Milton Steinman: “Ser médico de desastres é um chamado”
Cirurgião-geral no Einstein é especialista no atendimento a vítimas de situações extremas. A mais recente na qual atuou foi a guerra na Ucrânia
Por que o senhor decidiu atuar em áreas de conflitos ou de tragédias naturais? Nessas situações, a diferença que você faz como profissional é pequena, mas para a pessoa que está sendo ajudada é gigante. Isso me faz bem e me sinto motivado. Ser médico de desastres é um chamado. Atender no consultório é bacana. Porém, em circunstâncias difíceis, me sinto útil porque consigo ajudar quem não tem nada. Parece que a vida tem mais sentido.
Como foi trabalhar na guerra da Ucrânia? Antes de ir, me avisaram sobre dois problemas lá: havia um surto de dengue, além da Covid-19, e meu transporte até a Ucrânia era por conta própria. Consegui uma passagem para a Polônia e fui.
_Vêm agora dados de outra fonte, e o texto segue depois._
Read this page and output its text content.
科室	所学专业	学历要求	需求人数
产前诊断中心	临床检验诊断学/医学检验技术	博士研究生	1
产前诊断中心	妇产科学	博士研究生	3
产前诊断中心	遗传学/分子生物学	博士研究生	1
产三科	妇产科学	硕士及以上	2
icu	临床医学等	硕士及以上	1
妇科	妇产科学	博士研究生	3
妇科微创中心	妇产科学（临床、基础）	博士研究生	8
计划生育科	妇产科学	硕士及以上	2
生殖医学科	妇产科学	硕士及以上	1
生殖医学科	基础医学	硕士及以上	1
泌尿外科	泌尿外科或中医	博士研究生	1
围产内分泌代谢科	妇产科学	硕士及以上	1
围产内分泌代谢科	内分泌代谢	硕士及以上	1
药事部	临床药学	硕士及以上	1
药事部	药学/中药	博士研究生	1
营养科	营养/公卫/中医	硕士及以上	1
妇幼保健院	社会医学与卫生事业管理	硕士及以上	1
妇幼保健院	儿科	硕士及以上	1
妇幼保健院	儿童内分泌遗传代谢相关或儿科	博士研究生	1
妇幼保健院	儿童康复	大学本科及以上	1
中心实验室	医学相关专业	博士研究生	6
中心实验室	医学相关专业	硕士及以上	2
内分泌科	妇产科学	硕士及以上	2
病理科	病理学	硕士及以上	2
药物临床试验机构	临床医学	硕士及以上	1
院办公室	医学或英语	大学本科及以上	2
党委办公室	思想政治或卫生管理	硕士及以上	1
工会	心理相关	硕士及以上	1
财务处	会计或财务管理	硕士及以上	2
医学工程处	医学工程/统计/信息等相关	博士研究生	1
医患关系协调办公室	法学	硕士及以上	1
O que viu por lá? As estradas estavam lotadas com pessoas saindo do país e somente eu fazendo o caminho inverso. Passei por tanques e caminhões bélicos até chegar a uma cidadezinha onde montaram um hospital de campanha. Havia oitenta médicos. Recebíamos nossas tarefas às 6 da manhã. Passei quinze dias e fiquei mais com o treinamento de outros médicos porque o sistema de saúde lá já era precário antes mesmo de colapsar com a guerra. Foram cerca de 6 000 atendimentos e mais de 600 profissionais treinados. E várias vezes ao dia descíamos aos bunkers por causa dos riscos. Era sempre uma sensação de perigo.
Qual a diferença entre atender vítimas de desastres naturais e da guerra? Fui ao Haiti em 2010 após o terremoto que destruiu o país. Havia tristeza e uma sensação de reconstrução. Na Ucrânia, é um sentimento que não acaba. Há a mesma tristeza, mas não o tempo de respiro. Era uma tensão constante. Os haitianos continuam vivendo na miséria, mas o terremoto acabou. Voltei da Ucrânia com um sentimento pior, como se faltasse um desfecho.
De que maneira essas experiências o impactaram? Quando você fica exposto à morte, se lembra da finitude da vida. Por outro lado, isso nos faz lembrar o que cada um de nós está fazendo na Terra. Para mim, estamos para ajudar um ao outro. Se não é por isso, é pelo o quê? Sabe aquela sensação de se sentir útil? Ela me deixa mais próximo da alma.